Si la fin de la série aurait pu se suffire à elle-même, cette suite n’a pas à rougir. Sans être un coup d’éclat fracassant, elle est suffisamment efficace pour satisfaire les fans en manque de cet univers depuis quatre ans. Pour les novices en revanche, il est difficile d’entrer dans cette histoire sans être déjà attaché aux personnages.

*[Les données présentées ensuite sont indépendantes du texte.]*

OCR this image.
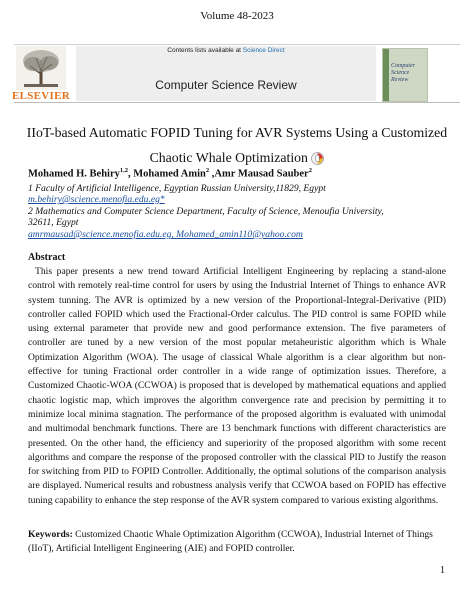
Volume 48-2023
ELSEVIER
Contents lists available at Science Direct
Computer Science Review
Computer
Science
Review
IIoT-based Automatic FOPID Tuning for AVR Systems Using a Customized Chaotic Whale Optimization
Mohamed H. Behiry$^{1,2}$, Mohamed Amin$^2$ ,Amr Mausad Sauber$^2$
1 Faculty of Artificial Intelligence, Egyptian Russian University,11829, Egypt
m.behiry@science.menofia.edu.eg*
2 Mathematics and Computer Science Department, Faculty of Science, Menoufia University,
32611, Egypt
amrmausad@science.menofia.edu.eg, Mohamed_amin110@yahoo.com
Abstract

This paper presents a new trend toward Artificial Intelligent Engineering by replacing a stand-alone control with remotely real-time control for users by using the Industrial Internet of Things to enhance AVR system tunning. The AVR is optimized by a new version of the Proportional-Integral-Derivative (PID) controller called FOPID which used the Fractional-Order calculus. The PID control is same FOPID while using external parameter that provide new and good performance extension. The five parameters of controller are tuned by a new version of the most popular metaheuristic algorithm which is Whale Optimization Algorithm (WOA). The usage of classical Whale algorithm is a clear algorithm but non-effective for tuning Fractional order controller in a wide range of optimization issues. Therefore, a Customized Chaotic-WOA (CCWOA) is proposed that is developed by mathematical equations and applied chaotic logistic map, which improves the algorithm convergence rate and precision by permitting it to minimize local minima stagnation. The performance of the proposed algorithm is evaluated with unimodal and multimodal benchmark functions. There are 13 benchmark functions with different characteristics are presented. On the other hand, the efficiency and superiority of the proposed algorithm with some recent algorithms and compare the response of the proposed controller with the classical PID to Justify the reason for switching from PID to FOPID Controller. Additionally, the optimal solutions of the comparison analysis are displayed. Numerical results and robustness analysis verify that CCWOA based on FOPID has effective tuning capability to enhance the step response of the AVR system compared to various existing algorithms.

Keywords: Customized Chaotic Whale Optimization Algorithm (CCWOA), Industrial Internet of Things (IIoT), Artificial Intelligent Engineering (AIE) and FOPID controller.

1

Même s’il s’agit de la fin des « Peaky Blinders » tels qu’on les connaît, Steven Knight nous assurait il y a un an travailler sur une série prolongeant cet univers, autour d’une nouvelle génération.

En octobre dernier, Netflix et la BBC ont confirmé avoir commandé deux saisons de cette fiction dont l’action reprendra dans les années 1950, dans un Birmingham en pleine reconstruction après les bombardements de la guerre. Cillian Murphy en sera l’un des producteurs.

La note de la rédaction :

4/5

« Peaky Blinders : l’Immortel », film britannique de Tom Harper et Steven Knight (2026) avec Cillian Murphy, Barry Keoghan, Rebecca Ferguson… 1h54.